[comp.fonts] London Underground

Erik-jan.Vens@bbs.acs.unc.edu (Erik-jan Vens) (04/07/91)

To come back on the subject of the London Underground lettering done by
Johnston, I found this in "Eric Gill" by Fiona MacCarthy:

  The Johnstons had by this time [1915] arrived in Ditchling too. Edward
Johnston had had his mind on Ditchling since the Gills had first arrived
there. He had an instinctive love for the traditions of the country and
the craftmen's respect for the proper way of doing things: the right way
to lay the hedge, the best cure for a ham.

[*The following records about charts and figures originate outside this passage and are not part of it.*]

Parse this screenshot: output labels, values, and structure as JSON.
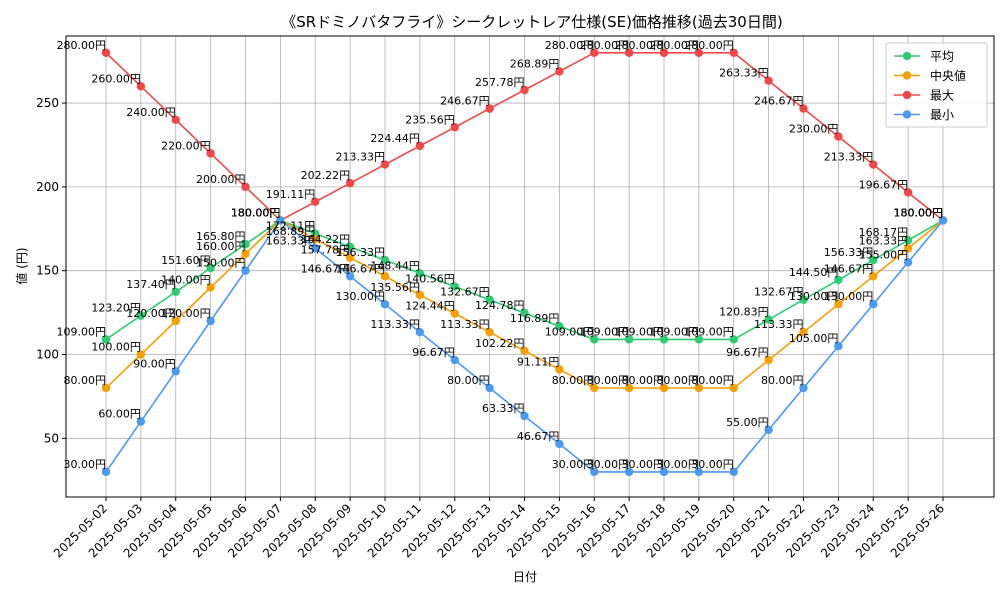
{
  "chart_data": {
    "type": "line",
    "title": "《SRドミノバタフライ》シークレットレア仕様(SE)価格推移(過去30日間)",
    "xlabel": "日付",
    "ylabel": "値 (円)",
    "ylim": [
      15,
      290
    ],
    "yticks": [
      50,
      100,
      150,
      200,
      250
    ],
    "grid": true,
    "legend_position": "top-right",
    "label_suffix": "円",
    "categories": [
      "2025-05-02",
      "2025-05-03",
      "2025-05-04",
      "2025-05-05",
      "2025-05-06",
      "2025-05-07",
      "2025-05-08",
      "2025-05-09",
      "2025-05-10",
      "2025-05-11",
      "2025-05-12",
      "2025-05-13",
      "2025-05-14",
      "2025-05-15",
      "2025-05-16",
      "2025-05-17",
      "2025-05-18",
      "2025-05-19",
      "2025-05-20",
      "2025-05-21",
      "2025-05-22",
      "2025-05-23",
      "2025-05-24",
      "2025-05-25",
      "2025-05-26"
    ],
    "series": [
      {
        "name": "平均",
        "color": "#2ecc71",
        "values": [
          109.0,
          123.2,
          137.4,
          151.6,
          165.8,
          180.0,
          172.11,
          164.22,
          156.33,
          148.44,
          140.56,
          132.67,
          124.78,
          116.89,
          109.0,
          109.0,
          109.0,
          109.0,
          109.0,
          120.83,
          132.67,
          144.5,
          156.33,
          168.17,
          180.0
        ]
      },
      {
        "name": "中央値",
        "color": "#f5a000",
        "values": [
          80.0,
          100.0,
          120.0,
          140.0,
          160.0,
          180.0,
          168.89,
          157.78,
          146.67,
          135.56,
          124.44,
          113.33,
          102.22,
          91.11,
          80.0,
          80.0,
          80.0,
          80.0,
          80.0,
          96.67,
          113.33,
          130.0,
          146.67,
          163.33,
          180.0
        ]
      },
      {
        "name": "最大",
        "color": "#f04848",
        "values": [
          280.0,
          260.0,
          240.0,
          220.0,
          200.0,
          180.0,
          191.11,
          202.22,
          213.33,
          224.44,
          235.56,
          246.67,
          257.78,
          268.89,
          280.0,
          280.0,
          280.0,
          280.0,
          280.0,
          263.33,
          246.67,
          230.0,
          213.33,
          196.67,
          180.0
        ]
      },
      {
        "name": "最小",
        "color": "#4a9af0",
        "values": [
          30.0,
          60.0,
          90.0,
          120.0,
          150.0,
          180.0,
          163.33,
          146.67,
          130.0,
          113.33,
          96.67,
          80.0,
          63.33,
          46.67,
          30.0,
          30.0,
          30.0,
          30.0,
          30.0,
          55.0,
          80.0,
          105.0,
          130.0,
          155.0,
          180.0
        ]
      }
    ]
  }
}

The thought of an old Sussex 
wagon sent him into raptures: he saw it as 'A kind of Fairy Land Ship
for beauty, with all its little stop-chamferred and painted banisters
and beautiful time and craft shaped "parts".' (He added: 'I dare say it
had a vocabulary of its own of anything from 50 to 100 words ore more.')
The early dreams of the Gill and Johnston families for building a house
somewhere up under the Downs, where the men could work together and the
wives could bake together, never quite worked out and the Johnstons had
started Ditchling life in a rather ugly villa on the outskirts of the
village. But their old intimacy had to some extent been recreated, and
Gill had been involved with Johnston in the early stages of the sans
serif design for the London Underground. Gill always acknowledged this
project as a precursor of his own famous sans serif type design.